Sunday, January 11, 2015

I’m sure that, at some point in our lives, we have all heard about the fable of the hare and the tortoise (or simply the rabbit and the turtle). In that tale the two animals engage in a race and, of course, everyone expected the hare to win on account of his long legs and quick pace as opposed to the tortoise’ short feet and slow pace. However, while the hare may have been swift as the wind and, in my opinion, quite stupid for having stopped midway to sleep, the tortoise was patient and determined, continuously plodding on until he reached the finish line. And in the end slow and steady won the race.

Fellow toastmasters, guests good morning.

Are you the hare? Are you the tortoise? In this day and age, many, like me, will probably admit to being the hare a lot of times. We simply cannot wait. We find ourselves always in a rush ---- trying to get somewhere or to do something, sometimes even attempting to do two or more things at once --- and most times ending up nowhere and doing nothing at all or achieving only half of what we set out to do. We forget that the more important things in life take time --- to be, to do or to simply get there.

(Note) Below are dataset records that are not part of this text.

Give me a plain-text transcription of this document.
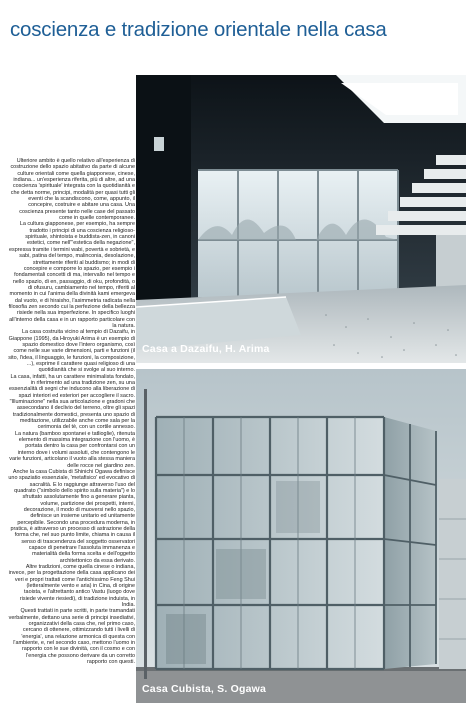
coscienza e tradizione orientale nella casa

Ulteriore ambito è quello relativo all'esperienza di costruzione dello spazio abitativo da parte di alcune culture orientali come quella giapponese, cinese, indiana... un'esperienza riferita, più di altre, ad una coscienza 'spirituale' integrata con la quotidianità e che detta norme, principi, modalità per quasi tutti gli eventi che la scandiscono, come, appunto, il concepire, costruire e abitare una casa. Una coscienza presente tanto nelle case del passato come in quelle contemporanee.

La cultura giapponese, per esempio, ha sempre tradotto i principi di una coscienza religioso-spirituale, shintoista e buddista-zen, in canoni estetici, come nell'"estetica della negazione", espressa tramite i termini wabi, povertà e sobrietà, e sabi, patina del tempo, malinconia, desolazione, strettamente riferiti al buddismo; in modi di concepire e comporre lo spazio, per esempio i fondamentali concetti di ma, intervallo nel tempo e nello spazio, di en, passaggio, di oku, profondità, o di ofusuru, cambiamento nel tempo, riferiti al momento in cui l'anima della divinità kami emergeva dal vuoto, e di hiraisho, l'asimmetria radicata nella filosofia zen secondo cui la perfezione della bellezza risiede nella sua imperfezione. In specifico luoghi all'interno della casa e in un rapporto particolare con la natura.

La casa costruita vicino al tempio di Dazaifu, in Giappone (1995), da Hiroyuki Arima è un esempio di spazio domestico dove l'intero organismo, così come nelle sue varie dimensioni, parti e funzioni (il sito, l'idea, il linguaggio, le funzioni, la composizione, ...), esprime il carattere quasi religioso di una quotidianità che si svolge al suo interno.

La casa, infatti, ha un carattere minimalista fondato, in riferimento ad una tradizione zen, su una essenzialità di segni che inducono alla liberazione di spazi interiori ed esteriori per accogliere il sacro. "Illuminazione" nella sua articolazione e gradoni che assecondano il declivio del terreno, oltre gli spazi tradizionalmente domestici, presenta uno spazio di meditazione, utilizzabile anche come sala per la cerimonia del tè, con un cortile annesso.

La natura (bamboo spontanei e tatlioglie), ritenuta elemento di massima integrazione con l'uomo, è portata dentro la casa per confrontarsi con un interno dove i volumi assoluti, che contengono le varie funzioni, articolano il vuoto alla stessa maniera delle rocce nel giardino zen.

Anche la casa Cubista di Shinichi Ogawa definisce uno spaziatio essenziale, 'metafisico' ed evocativo di sacralità. E lo raggiunge attraverso l'uso del quadrato ("simbolo dello spirito sulla materia") e lo sfruttato assolutamente fino a generare pianta, volume, partizione dei prospetti, interni, decorazione, il modo di muoversi nello spazio, definisce un insieme unitario ed unitamente percepibile. Secondo una procedura moderna, in pratica, è attraverso un processo di astrazione della forma che, nel suo punto limite, chiama in causa il senso di trascendenza del soggetto osservatori capace di penetrare l'assoluta immanenza e materialità della forma scelta e dell'oggetto architettonico da essa derivato.

Altre tradizioni, come quella cinese o indiana, invece, per la progettazione della casa applicano dei veri e propri trattati come l'antichissimo Feng Shui (letteralmente vento e aria) in Cina, di origine taoista, e l'altrettanto antico Vastu (luogo dove risiede vivente riesiedi), di tradizione induista, in India.

Questi trattati in parte scritti, in parte tramandati verbalmente, dettano una serie di principi insediativi, organizzativi della casa che, nel primo caso, cercano di ottenere, ottimizzando tutti i livelli di 'energia', una relazione armonica di questa con l'ambiente, e, nel secondo caso, mettono l'uomo in rapporto con le sue divinità, con il cosmo e con l'energia che possono derivare da un corretto rapporto con questi.

Casa a Dazaifu, H. Arima
Casa Cubista, S. Ogawa
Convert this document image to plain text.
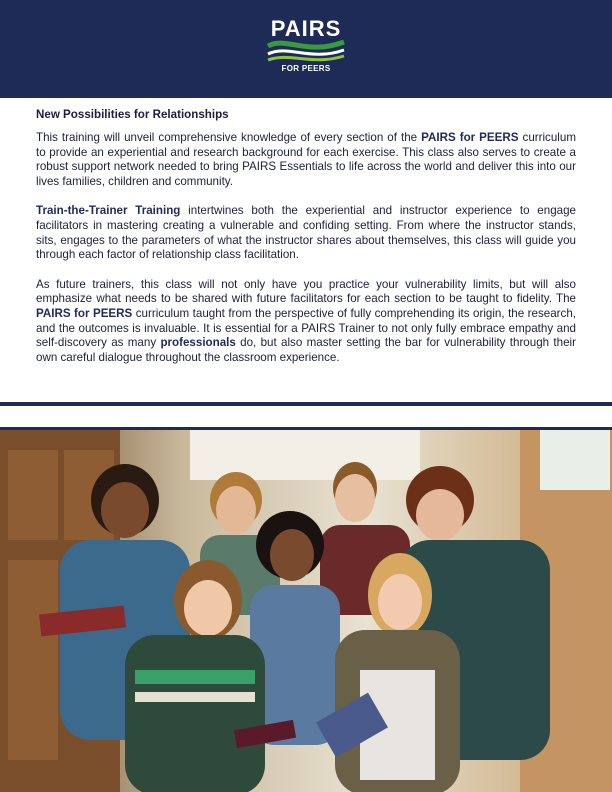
PAIRS
FOR PEERS
New Possibilities for Relationships

This training will unveil comprehensive knowledge of every section of the PAIRS for PEERS curriculum to provide an experiential and research background for each exercise. This class also serves to create a robust support network needed to bring PAIRS Essentials to life across the world and deliver this into our lives families, children and community.

Train-the-Trainer Training intertwines both the experiential and instructor experience to engage facilitators in mastering creating a vulnerable and confiding setting. From where the instructor stands, sits, engages to the parameters of what the instructor shares about themselves, this class will guide you through each factor of relationship class facilitation.

As future trainers, this class will not only have you practice your vulnerability limits, but will also emphasize what needs to be shared with future facilitators for each section to be taught to fidelity. The PAIRS for PEERS curriculum taught from the perspective of fully comprehending its origin, the research, and the outcomes is invaluable. It is essential for a PAIRS Trainer to not only fully embrace empathy and self-discovery as many professionals do, but also master setting the bar for vulnerability through their own careful dialogue throughout the classroom experience.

When you were much younger, (I am still young) we had to patiently learn how to walk and talk before we could go to school. And while in school, we spent most of our waking hours studying and studying and studying before we could graduate on to the next level until finally reaching the end of the academic line. Academics usually took us eighteen to twenty-four years, depending on which course we take or on whether or not we were sidelined by other extra-curricular activities, like boyfriends, boyfriends and more boyfriends. At times, we ask ourselves: do we really need to know all of these things in the real world? I mean, how much of history, mathematics and the sciences, for example, can we apply in our lives today? On hindsight, actually a lot, if not literally then by analogy. Imagine all that education just so we could be on our own --- to get a job, make money and start fending for ourselves. But it does not end there.

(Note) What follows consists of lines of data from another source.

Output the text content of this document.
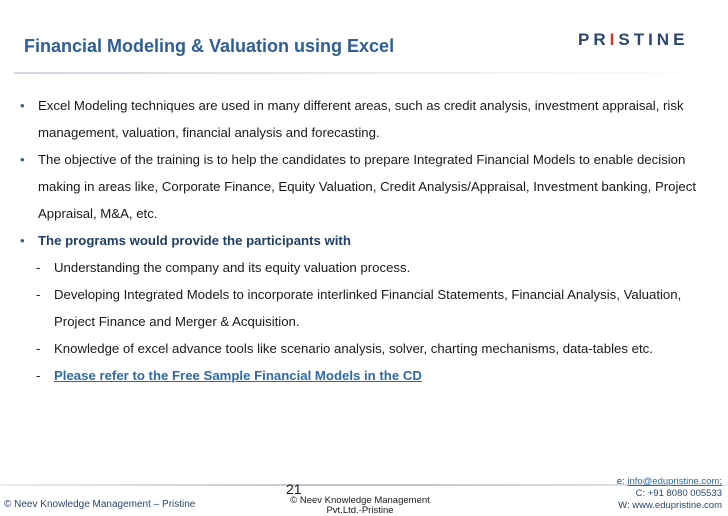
Financial Modeling & Valuation using Excel	PRISTINE
• Excel Modeling techniques are used in many different areas, such as credit analysis, investment appraisal, risk management, valuation, financial analysis and forecasting.

• The objective of the training is to help the candidates to prepare Integrated Financial Models to enable decision making in areas like, Corporate Finance, Equity Valuation, Credit Analysis/Appraisal, Investment banking, Project Appraisal, M&A, etc.

• The programs would provide the participants with

- Understanding the company and its equity valuation process.

- Developing Integrated Models to incorporate interlinked Financial Statements, Financial Analysis, Valuation, Project Finance and Merger & Acquisition.

- Knowledge of excel advance tools like scenario analysis, solver, charting mechanisms, data-tables etc.

- Please refer to the Free Sample Financial Models in the CD

© Neev Knowledge Management – Pristine
21
© Neev Knowledge Management
Pvt.Ltd.-Pristine
e: info@edupristine.com;
C: +91 8080 005533
W: www.edupristine.com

For next we have to contend with work and our careers. And this time it’s a much longer wait as it is a slow moving process climbing the ladder of success. Many of us do not get to the top right away unless, of course, we are the COOs or the child of the owners of the company or we sleep with the child of the owners. Gross! It happens, you know. For those of us who are neither, we have to spend hours after hours after hours of back-breaking hard work and exercise the highest standards of industry and diligence coupled with unrivaled integrity and unparalleled dignity before we are even considered for that much sought-after promotion. And even then we have to deal with our other office workers --- the so-called competition. I am sure that we have spent countless sleepless nights wracking our brains out trying to determine how to edge them out of the way. Indeed, patience and determination are the keys to surviving politics in the office.

Patience is likewise significant in our very own “love” lives. And may I direct this to all the single people out there. A lot of us are in a hurry to fall in love. Sometimes in our rush to do so we go out of our way to actively and consciously search for our Mr. or Ms. Right. We search high and low, near and far and sometimes even in the wrong places. Most times we end up brokenhearted and scarred for life. Many, at the first chance of a failed relationship, give up so easily. But as many of us find out eventually, love cannot be rushed. It has to be developed, first and foremost, within ourselves before we are able to truly and fully love another in the way that we want to be loved. We need to be prepared for the coming of that special someone by being a whole person first --- capable of loving and being loved. Because only when we are ready to love will we find that one special person who will love us in return. We need not, therefore, search for that very special love, what we need to do is to prepare ourselves for his or her coming into our lives. And so we wait---yet again.

Our life is one big waiting game. Waiting for graduation; waiting for that coveted promotion; waiting for that one true love… etc., etc., etc., and it is up to us to decide what pace to take. Shall we take each day as it comes, sometimes stopping to smell the flowers? Or shall we fast track every aspect of our lives and, in the process, neglect the small things that matter? As we choose, let us remember one very important thing: all good things come to those who wait. Again, I ask, are you the hare? Are you the tortoise?